A new level of laziness overcame me when I returned home from my fabulous trip to the California coast for Thanksgiving. I couldn’t get excited about much of anything, and I wasn’t looking forward to the end of the semester or Christmas. I thought I was down because a great vacation had come to an end. Back home the grind met me. I was grading handfuls of rushed papers, Christmas preparations and grades faced me, and holiday commitments arose. I didn’t want to do it. I quit exercising; I tried to quit anything outside the class room. I had no interest, drive, desire for anything. Even watching my favorite program lost my interest. I didn’t understand what was going on and blamed myself for being lazy. My daughter called it post-vacation depression. I thought it was the stress of everything coming at once. I felt that it would get better. And it did for a bit. Christmas parties and the day were great, but I kept slipping back into that slump.

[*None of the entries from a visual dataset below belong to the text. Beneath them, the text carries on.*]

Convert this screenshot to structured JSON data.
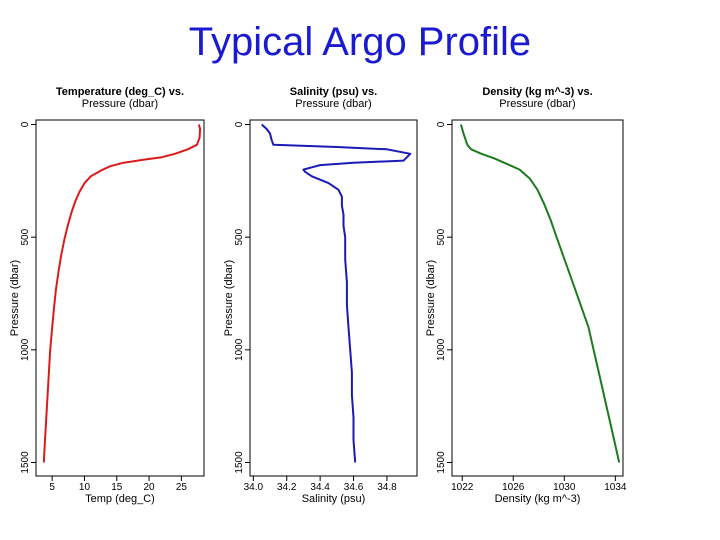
{
  "slide": {
    "title": "Typical Argo Profile"
  },
  "chart_data": [
    {
      "type": "line",
      "title": "Temperature (deg_C) vs.",
      "subtitle": "Pressure (dbar)",
      "xlabel": "Temp (deg_C)",
      "ylabel": "Pressure (dbar)",
      "xlim": [
        2.5,
        28.5
      ],
      "ylim": [
        1560,
        -20
      ],
      "x_ticks": [
        5,
        10,
        15,
        20,
        25
      ],
      "y_ticks": [
        0,
        500,
        1000,
        1500
      ],
      "grid": false,
      "colors": {
        "line": "#dd1a1a"
      },
      "series": [
        {
          "points": [
            [
              27.7,
              0
            ],
            [
              27.9,
              20
            ],
            [
              27.8,
              60
            ],
            [
              27.4,
              90
            ],
            [
              26,
              110
            ],
            [
              24,
              130
            ],
            [
              22,
              145
            ],
            [
              19.5,
              155
            ],
            [
              16,
              170
            ],
            [
              14,
              185
            ],
            [
              12.5,
              205
            ],
            [
              11,
              230
            ],
            [
              10,
              260
            ],
            [
              9.2,
              300
            ],
            [
              8.6,
              340
            ],
            [
              8,
              390
            ],
            [
              7.4,
              450
            ],
            [
              6.9,
              510
            ],
            [
              6.4,
              580
            ],
            [
              6,
              650
            ],
            [
              5.6,
              730
            ],
            [
              5.3,
              810
            ],
            [
              5,
              900
            ],
            [
              4.7,
              1000
            ],
            [
              4.5,
              1100
            ],
            [
              4.3,
              1200
            ],
            [
              4.1,
              1300
            ],
            [
              3.9,
              1400
            ],
            [
              3.7,
              1500
            ]
          ]
        }
      ]
    },
    {
      "type": "line",
      "title": "Salinity (psu) vs.",
      "subtitle": "Pressure (dbar)",
      "xlabel": "Salinity (psu)",
      "ylabel": "Pressure (dbar)",
      "xlim": [
        33.98,
        34.98
      ],
      "ylim": [
        1560,
        -20
      ],
      "x_ticks": [
        "34.0",
        "34.2",
        "34.4",
        "34.6",
        "34.8"
      ],
      "y_ticks": [
        0,
        500,
        1000,
        1500
      ],
      "grid": false,
      "colors": {
        "line": "#1a1ab4"
      },
      "series": [
        {
          "points": [
            [
              34.05,
              0
            ],
            [
              34.08,
              20
            ],
            [
              34.1,
              40
            ],
            [
              34.11,
              70
            ],
            [
              34.12,
              90
            ],
            [
              34.5,
              100
            ],
            [
              34.8,
              110
            ],
            [
              34.94,
              130
            ],
            [
              34.9,
              160
            ],
            [
              34.6,
              170
            ],
            [
              34.4,
              180
            ],
            [
              34.35,
              190
            ],
            [
              34.3,
              200
            ],
            [
              34.31,
              210
            ],
            [
              34.35,
              230
            ],
            [
              34.45,
              260
            ],
            [
              34.51,
              290
            ],
            [
              34.53,
              320
            ],
            [
              34.53,
              360
            ],
            [
              34.54,
              400
            ],
            [
              34.54,
              450
            ],
            [
              34.55,
              500
            ],
            [
              34.55,
              600
            ],
            [
              34.56,
              700
            ],
            [
              34.56,
              800
            ],
            [
              34.57,
              900
            ],
            [
              34.58,
              1000
            ],
            [
              34.59,
              1100
            ],
            [
              34.59,
              1200
            ],
            [
              34.6,
              1300
            ],
            [
              34.6,
              1400
            ],
            [
              34.61,
              1500
            ]
          ]
        }
      ]
    },
    {
      "type": "line",
      "title": "Density (kg m^-3) vs.",
      "subtitle": "Pressure (dbar)",
      "xlabel": "Density (kg m^-3)",
      "ylabel": "Pressure (dbar)",
      "xlim": [
        1021.2,
        1034.6
      ],
      "ylim": [
        1560,
        -20
      ],
      "x_ticks": [
        1022,
        1026,
        1030,
        1034
      ],
      "y_ticks": [
        0,
        500,
        1000,
        1500
      ],
      "grid": false,
      "colors": {
        "line": "#1e7a1e"
      },
      "series": [
        {
          "points": [
            [
              1021.9,
              0
            ],
            [
              1022.1,
              40
            ],
            [
              1022.4,
              90
            ],
            [
              1022.7,
              110
            ],
            [
              1023.5,
              130
            ],
            [
              1024.5,
              150
            ],
            [
              1025.5,
              175
            ],
            [
              1026.5,
              200
            ],
            [
              1027.3,
              240
            ],
            [
              1027.9,
              290
            ],
            [
              1028.4,
              350
            ],
            [
              1028.9,
              420
            ],
            [
              1029.4,
              500
            ],
            [
              1029.9,
              580
            ],
            [
              1030.4,
              660
            ],
            [
              1030.9,
              740
            ],
            [
              1031.4,
              820
            ],
            [
              1031.9,
              900
            ],
            [
              1032.3,
              1000
            ],
            [
              1032.7,
              1100
            ],
            [
              1033.1,
              1200
            ],
            [
              1033.5,
              1300
            ],
            [
              1033.9,
              1400
            ],
            [
              1034.3,
              1500
            ]
          ]
        }
      ]
    }
  ]
}
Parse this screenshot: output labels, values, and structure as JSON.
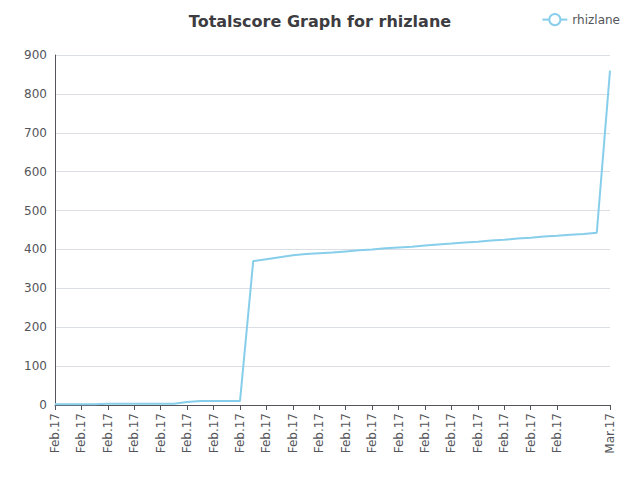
{
  "chart_data": {
    "type": "line",
    "title": "Totalscore Graph for rhizlane",
    "x": [
      0,
      1,
      2,
      3,
      4,
      5,
      6,
      7,
      8,
      9,
      10,
      11,
      12,
      13,
      14,
      15,
      16,
      17,
      18,
      19,
      20,
      21,
      22,
      23,
      24,
      25,
      26,
      27,
      28,
      29,
      30,
      31,
      32,
      33,
      34,
      35,
      36,
      37,
      38,
      39,
      40,
      41,
      42
    ],
    "series": [
      {
        "name": "rhizlane",
        "color": "#87CEEB",
        "values": [
          2,
          2,
          2,
          2,
          3,
          3,
          3,
          3,
          3,
          3,
          8,
          10,
          10,
          10,
          10,
          370,
          375,
          380,
          385,
          388,
          390,
          392,
          395,
          398,
          400,
          403,
          405,
          407,
          410,
          413,
          415,
          418,
          420,
          423,
          425,
          428,
          430,
          433,
          435,
          438,
          440,
          443,
          860
        ]
      }
    ],
    "xlim": [
      0,
      42
    ],
    "xticks": [
      {
        "value": 0,
        "label": "Feb.17"
      },
      {
        "value": 2,
        "label": "Feb.17"
      },
      {
        "value": 4,
        "label": "Feb.17"
      },
      {
        "value": 6,
        "label": "Feb.17"
      },
      {
        "value": 8,
        "label": "Feb.17"
      },
      {
        "value": 10,
        "label": "Feb.17"
      },
      {
        "value": 12,
        "label": "Feb.17"
      },
      {
        "value": 14,
        "label": "Feb.17"
      },
      {
        "value": 16,
        "label": "Feb.17"
      },
      {
        "value": 18,
        "label": "Feb.17"
      },
      {
        "value": 20,
        "label": "Feb.17"
      },
      {
        "value": 22,
        "label": "Feb.17"
      },
      {
        "value": 24,
        "label": "Feb.17"
      },
      {
        "value": 26,
        "label": "Feb.17"
      },
      {
        "value": 28,
        "label": "Feb.17"
      },
      {
        "value": 30,
        "label": "Feb.17"
      },
      {
        "value": 32,
        "label": "Feb.17"
      },
      {
        "value": 34,
        "label": "Feb.17"
      },
      {
        "value": 36,
        "label": "Feb.17"
      },
      {
        "value": 38,
        "label": "Feb.17"
      },
      {
        "value": 42,
        "label": "Mar.17"
      }
    ],
    "ylim": [
      0,
      900
    ],
    "yticks": [
      0,
      100,
      200,
      300,
      400,
      500,
      600,
      700,
      800,
      900
    ],
    "grid": true,
    "legend": "upper right"
  }
}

Then I went to Arizona and had a dose of warm sunshine. When I came home, it was the opposite of the last vacation. I started buzzing around the house getting things done. I returned to exercising with gusto. It would be easy to believe that it was because of the new year and the crunch of having to go back to class, but I realized that wasn’t the case. I don’t make New Year’s resolutions. I do make lifestyle changes, though, or set goals. The only goal I made this year was to exercise 600 miles during the year. I had exercised 629 miles in the last two years and decided that I could realistically do that in one year. But that doesn’t explain my change in behavior and mood. That is not the reason behind the increased exercising. So I started analyzing things/events, and I realized that there was a slight combination of possibilities. The most prominent one is that I had been in the sun. Usually in the winter, I want to curl up with a blanket, a good book, and a hot cup of cocoa. The temperature was 18 degrees when we came home, but I wanted to be active.
In my mind, I saw the difference and the weather changes. It made sense that this could be a seasonal thing. So could this be SAD? Several of my relatives have this and take vitamin D and use a sun light, but I don’t know their symptoms. I have heard that people with SAD become lethargic and feel down. So this could be it. Or it could have been the result of stress. Having finals and grades due at the holidays has always stressed me because of all the additional responsibilities and the student’s reactions to the grades. It could be a way of coping. But usually stress actually makes me ill. I’ve had gout, pneumonia, rashes, bronchitis, vision problems, and a number of other problems as a result of stress, but never lethargy in this length of time. So could it be SAD? I don’t know, but it is worth looking into.
I was exercising, cooking, crafting, writing again and speeding along happily in life. Something has improved, and I was myself again. But the longer that I have been in the overcast sunless days of the Northern Nevada area, the more I feel I am falling back to where I was at the beginning of the holidays. I am still doing my stuff because of the time lines I have, but I don’t want to go to work, and I don’t have the happy drive that had so recently been my friend. Thus, another thing making me feel as if this funk is caused by something greater than stress or a time crunch. I am ready to go hiking again and to see the sun shine.